The EC-Council’s CHFI program is designed for IT pros involved with information system security, computer forensics and incident response. Although it is not required, the Council strongly recommends that candidates attend their Certified Ethical Hacker class before enrolling in the CHFI program.
The EC-Council’s CHFI program runs for eight hours over five days. Candidates for certification must be at least 18 years of age. For candidates under the age of 18, in order to attend an official training or be eligible to attempt the exam, they will need to provide the accredited training center/EC-Council a written consent of their parent or legal guardian and a supporting letter from their college or university. Only applicants from nationally accredited institution of higher learning will be considered.
In order to earn the certification, you need to clear the ECO 312-49 exam — available at EC-Council approved testing centers. (There is an option to take the 312-49 exam on the last day of the training class.) The exam itself consists of 150 multiple-choice questions to be completed in a 4-hour time limit. A score of 70 percent is required to clear. The cost is $650 in the U.S. market, $718 in Europe.
The CHFI exam is quite comprehensive and covers the following domains:
- Computer Forensic Investigation Process
- Searching and Seizing Computers
- Digital Evidence
- Understanding File systems
- Data acquisition
- Recovering Files and partitions
- Forensic Investigation with FTK
- Forensic Investigation with Encase
- Log correlation
- Network traffic analysis
- Wireless network analysis
- Mobile forensics
- Email Investigations
- Investigating reports
- How to Become an Expert Witness
EC-Council offers official training classes that are campus-based instructor-led training (ILT), live-online ILT, or self-paced computer-based (CBT). Prices ranges from $600 to $3000 depending on the mode of training you select.
For those who wish to self-prepare for the CHFI certification exam there are a number of conditions that need to be met:
- 2 years of proven information security related work
- Educational background related to information security specialization
- A non-refundable $100 eligibility application fees
- Submitting EC-Council’s exam eligibility form
- Upon approval from the EC-Council one can but the exam vouchers for the CHFI exam.
The EC-Council offers a number of official and comprehensive CHFI training materials. Click here for more information on training materials and pricing.
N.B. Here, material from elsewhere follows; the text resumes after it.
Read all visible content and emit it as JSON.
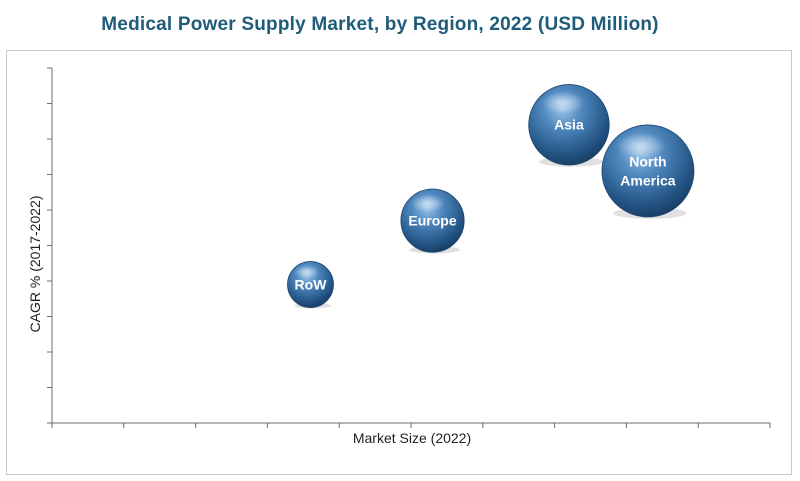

If you choose to self-study, I recommend you purchase the CHFI Computer Hacking Forensic Investigator Certification All-in-One Exam Guide, by Charles L Brooks. There is also an excellent CHFI video series offered free from Cybrary. For some very good free practice quizzes and exams, check out GoCertify.com.
The demand of the CHFI certification is on the rise and Indian employers are willing to pay handsome amounts for the right candidates. The base salary for Information Security Manager in India is in the area of ₹1.8 M, and salaries for security analysts and senior security managers are up to ₹ 1.2 M.
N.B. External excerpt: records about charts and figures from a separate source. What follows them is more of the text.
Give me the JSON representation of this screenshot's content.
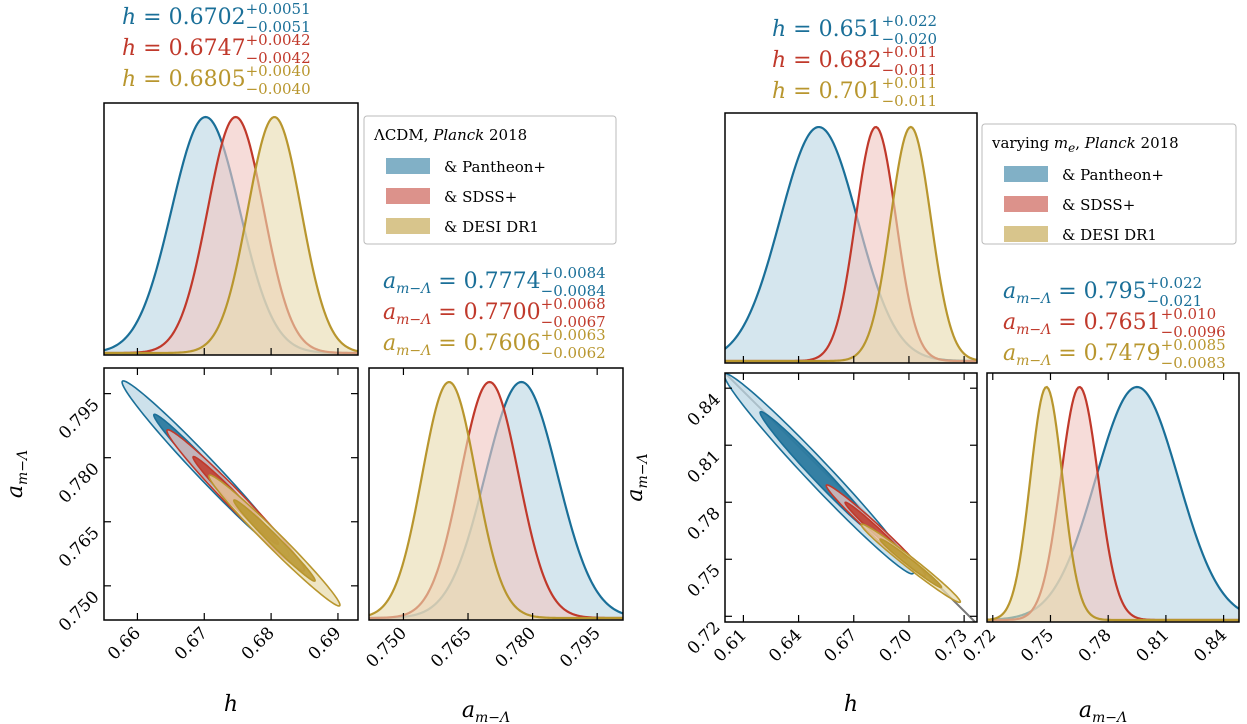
{
  "chart_data": [
    {
      "panel": "left",
      "type": "triangle",
      "legend_title": "ΛCDM, Planck 2018",
      "legend_placement": "right of h marginal",
      "colors": {
        "Pantheon+": "#1a6f98",
        "SDSS+": "#c0392b",
        "DESI DR1": "#b8962e"
      },
      "series": [
        {
          "name": "& Pantheon+",
          "h": {
            "text": "h = 0.6702",
            "sup": "+0.0051",
            "sub": "−0.0051",
            "mean": 0.6702,
            "sigma": 0.0051
          },
          "a": {
            "text": "a_{m−Λ} = 0.7774",
            "sup": "+0.0084",
            "sub": "−0.0084",
            "mean": 0.7774,
            "sigma": 0.0084
          }
        },
        {
          "name": "& SDSS+",
          "h": {
            "text": "h = 0.6747",
            "sup": "+0.0042",
            "sub": "−0.0042",
            "mean": 0.6747,
            "sigma": 0.0042
          },
          "a": {
            "text": "a_{m−Λ} = 0.7700",
            "sup": "+0.0068",
            "sub": "−0.0067",
            "mean": 0.77,
            "sigma": 0.00675
          }
        },
        {
          "name": "& DESI DR1",
          "h": {
            "text": "h = 0.6805",
            "sup": "+0.0040",
            "sub": "−0.0040",
            "mean": 0.6805,
            "sigma": 0.004
          },
          "a": {
            "text": "a_{m−Λ} = 0.7606",
            "sup": "+0.0063",
            "sub": "−0.0062",
            "mean": 0.7606,
            "sigma": 0.00625
          }
        }
      ],
      "h_range": [
        0.655,
        0.693
      ],
      "a_range": [
        0.742,
        0.801
      ],
      "h_ticks": [
        "0.66",
        "0.67",
        "0.68",
        "0.69"
      ],
      "a_ticks": [
        "0.750",
        "0.765",
        "0.780",
        "0.795"
      ],
      "xlabel_h": "h",
      "xlabel_a": "a",
      "ylabel_a": "a"
    },
    {
      "panel": "right",
      "type": "triangle",
      "legend_title": "varying m_e, Planck 2018",
      "legend_placement": "right of h marginal",
      "colors": {
        "Pantheon+": "#1a6f98",
        "SDSS+": "#c0392b",
        "DESI DR1": "#b8962e"
      },
      "series": [
        {
          "name": "& Pantheon+",
          "h": {
            "text": "h = 0.651",
            "sup": "+0.022",
            "sub": "−0.020",
            "mean": 0.651,
            "sigma": 0.021
          },
          "a": {
            "text": "a_{m−Λ} = 0.795",
            "sup": "+0.022",
            "sub": "−0.021",
            "mean": 0.795,
            "sigma": 0.0215
          }
        },
        {
          "name": "& SDSS+",
          "h": {
            "text": "h = 0.682",
            "sup": "+0.011",
            "sub": "−0.011",
            "mean": 0.682,
            "sigma": 0.011
          },
          "a": {
            "text": "a_{m−Λ} = 0.7651",
            "sup": "+0.010",
            "sub": "−0.0096",
            "mean": 0.7651,
            "sigma": 0.0098
          }
        },
        {
          "name": "& DESI DR1",
          "h": {
            "text": "h = 0.701",
            "sup": "+0.011",
            "sub": "−0.011",
            "mean": 0.701,
            "sigma": 0.011
          },
          "a": {
            "text": "a_{m−Λ} = 0.7479",
            "sup": "+0.0085",
            "sub": "−0.0083",
            "mean": 0.7479,
            "sigma": 0.0084
          }
        }
      ],
      "h_range": [
        0.6,
        0.737
      ],
      "a_range": [
        0.717,
        0.848
      ],
      "h_ticks": [
        "0.61",
        "0.64",
        "0.67",
        "0.70",
        "0.73"
      ],
      "a_ticks": [
        "0.72",
        "0.75",
        "0.78",
        "0.81",
        "0.84"
      ],
      "xlabel_h": "h",
      "xlabel_a": "a",
      "ylabel_a": "a",
      "degeneracy_line": true
    }
  ],
  "subscript_text": "m−Λ",
  "legend_title_parts": {
    "left": {
      "pre": "ΛCDM, ",
      "ital": "Planck",
      "post": " 2018"
    },
    "right": {
      "pre": "varying ",
      "ital": "m",
      "sub": "e",
      "mid": ", ",
      "ital2": "Planck",
      "post": " 2018"
    }
  }
}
Certified individuals can enjoy the wide popularity and the acceptability of EC-Council’s reputation around the world. CHFI is also a great certification that can lead into other EC-Councils certs like the Certified Security Analyst (ECSA), Certified Incident Handler (ECIH) and Licensed Penetration Tester (LPT).
As more people connect to the internet through an ever increasing number of devices, cybercrime will continue to rise. Particularly in India where the number of occurrences has tripled between 2011 and 2013.
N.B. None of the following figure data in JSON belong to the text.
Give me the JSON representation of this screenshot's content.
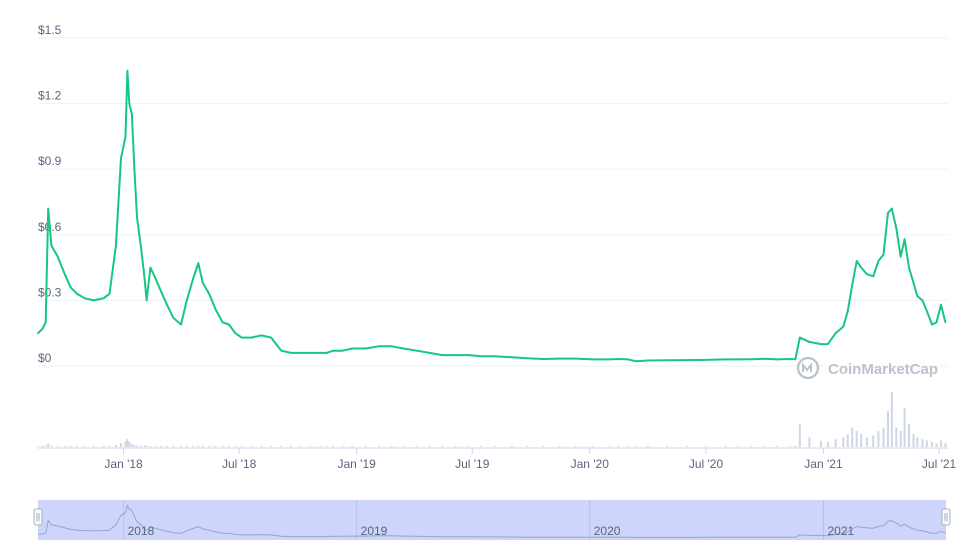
{
  "chart_data": {
    "type": "line",
    "title": "",
    "xlabel": "",
    "ylabel": "",
    "ylim": [
      0,
      1.5
    ],
    "y_ticks": [
      "$0",
      "$0.3",
      "$0.6",
      "$0.9",
      "$1.2",
      "$1.5"
    ],
    "x_ticks": [
      "Jan '18",
      "Jul '18",
      "Jan '19",
      "Jul '19",
      "Jan '20",
      "Jul '20",
      "Jan '21",
      "Jul '21"
    ],
    "navigator_labels": [
      "2018",
      "2019",
      "2020",
      "2021"
    ],
    "grid": true,
    "legend": "none",
    "line_color": "#16c784",
    "volume_color": "#cfd6e4",
    "navigator_fill": "#cdd5fb",
    "watermark": "CoinMarketCap",
    "x": [
      "2017-08-20",
      "2017-08-27",
      "2017-09-01",
      "2017-09-05",
      "2017-09-10",
      "2017-09-20",
      "2017-10-01",
      "2017-10-10",
      "2017-10-20",
      "2017-11-01",
      "2017-11-15",
      "2017-12-01",
      "2017-12-10",
      "2017-12-20",
      "2017-12-28",
      "2018-01-04",
      "2018-01-07",
      "2018-01-10",
      "2018-01-14",
      "2018-01-18",
      "2018-01-22",
      "2018-01-28",
      "2018-02-03",
      "2018-02-06",
      "2018-02-12",
      "2018-02-20",
      "2018-03-01",
      "2018-03-10",
      "2018-03-20",
      "2018-04-01",
      "2018-04-10",
      "2018-04-20",
      "2018-04-28",
      "2018-05-05",
      "2018-05-15",
      "2018-05-25",
      "2018-06-05",
      "2018-06-15",
      "2018-06-25",
      "2018-07-05",
      "2018-07-20",
      "2018-08-05",
      "2018-08-20",
      "2018-09-05",
      "2018-09-20",
      "2018-10-05",
      "2018-10-20",
      "2018-11-05",
      "2018-11-15",
      "2018-11-25",
      "2018-12-10",
      "2018-12-25",
      "2019-01-15",
      "2019-02-05",
      "2019-02-25",
      "2019-03-15",
      "2019-04-05",
      "2019-04-25",
      "2019-05-15",
      "2019-06-05",
      "2019-06-25",
      "2019-07-15",
      "2019-08-05",
      "2019-09-01",
      "2019-09-25",
      "2019-10-20",
      "2019-11-15",
      "2019-12-10",
      "2020-01-05",
      "2020-02-01",
      "2020-02-15",
      "2020-03-01",
      "2020-03-13",
      "2020-04-01",
      "2020-05-01",
      "2020-06-01",
      "2020-07-01",
      "2020-08-01",
      "2020-08-20",
      "2020-09-10",
      "2020-10-01",
      "2020-10-20",
      "2020-11-10",
      "2020-11-18",
      "2020-11-25",
      "2020-12-10",
      "2020-12-28",
      "2021-01-08",
      "2021-01-20",
      "2021-02-01",
      "2021-02-08",
      "2021-02-15",
      "2021-02-22",
      "2021-03-01",
      "2021-03-10",
      "2021-03-20",
      "2021-03-28",
      "2021-04-05",
      "2021-04-12",
      "2021-04-18",
      "2021-04-25",
      "2021-05-02",
      "2021-05-08",
      "2021-05-15",
      "2021-05-22",
      "2021-05-28",
      "2021-06-05",
      "2021-06-12",
      "2021-06-20",
      "2021-06-27",
      "2021-07-04",
      "2021-07-11"
    ],
    "series": [
      {
        "values": [
          0.15,
          0.17,
          0.2,
          0.72,
          0.55,
          0.5,
          0.42,
          0.36,
          0.33,
          0.31,
          0.3,
          0.31,
          0.33,
          0.55,
          0.95,
          1.05,
          1.35,
          1.2,
          1.15,
          0.9,
          0.68,
          0.55,
          0.4,
          0.3,
          0.45,
          0.4,
          0.34,
          0.28,
          0.22,
          0.19,
          0.3,
          0.4,
          0.47,
          0.38,
          0.33,
          0.26,
          0.2,
          0.19,
          0.15,
          0.13,
          0.13,
          0.14,
          0.13,
          0.07,
          0.06,
          0.06,
          0.06,
          0.06,
          0.06,
          0.07,
          0.07,
          0.08,
          0.08,
          0.09,
          0.09,
          0.08,
          0.07,
          0.06,
          0.05,
          0.05,
          0.05,
          0.045,
          0.045,
          0.04,
          0.035,
          0.032,
          0.034,
          0.034,
          0.03,
          0.03,
          0.032,
          0.03,
          0.022,
          0.025,
          0.026,
          0.027,
          0.028,
          0.03,
          0.03,
          0.031,
          0.033,
          0.03,
          0.032,
          0.031,
          0.13,
          0.11,
          0.1,
          0.1,
          0.15,
          0.18,
          0.25,
          0.37,
          0.48,
          0.45,
          0.42,
          0.41,
          0.48,
          0.51,
          0.7,
          0.72,
          0.63,
          0.5,
          0.58,
          0.45,
          0.38,
          0.32,
          0.3,
          0.25,
          0.19,
          0.2,
          0.28,
          0.2
        ]
      }
    ],
    "volume": [
      0.01,
      0.02,
      0.015,
      0.05,
      0.02,
      0.01,
      0.01,
      0.01,
      0.01,
      0.01,
      0.01,
      0.01,
      0.02,
      0.03,
      0.06,
      0.09,
      0.12,
      0.08,
      0.05,
      0.03,
      0.02,
      0.02,
      0.02,
      0.02,
      0.01,
      0.01,
      0.01,
      0.01,
      0.01,
      0.01,
      0.01,
      0.02,
      0.02,
      0.01,
      0.01,
      0.01,
      0.01,
      0.005,
      0.005,
      0.005,
      0.005,
      0.005,
      0.005,
      0.005,
      0.005,
      0.005,
      0.005,
      0.005,
      0.005,
      0.005,
      0.005,
      0.005,
      0.005,
      0.005,
      0.005,
      0.005,
      0.005,
      0.005,
      0.005,
      0.005,
      0.005,
      0.005,
      0.005,
      0.005,
      0.005,
      0.005,
      0.005,
      0.005,
      0.005,
      0.005,
      0.005,
      0.005,
      0.005,
      0.005,
      0.005,
      0.005,
      0.005,
      0.005,
      0.005,
      0.005,
      0.005,
      0.005,
      0.005,
      0.01,
      0.35,
      0.15,
      0.1,
      0.08,
      0.12,
      0.15,
      0.2,
      0.3,
      0.25,
      0.2,
      0.15,
      0.18,
      0.25,
      0.3,
      0.55,
      0.85,
      0.3,
      0.25,
      0.6,
      0.35,
      0.2,
      0.15,
      0.12,
      0.1,
      0.08,
      0.06,
      0.1,
      0.06
    ]
  }
}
The demand for skilled digital forensic investigators is greater than ever and there is no better time to prove one’s ability to work as certified computer forensic investigator than with the industry leading EC-Council’s CHFI certification. The relatively new field and the shortage of certified professionals, along with an impressive pay scale, makes the choice of being a computer forensic investigator a rewarding career path indeed.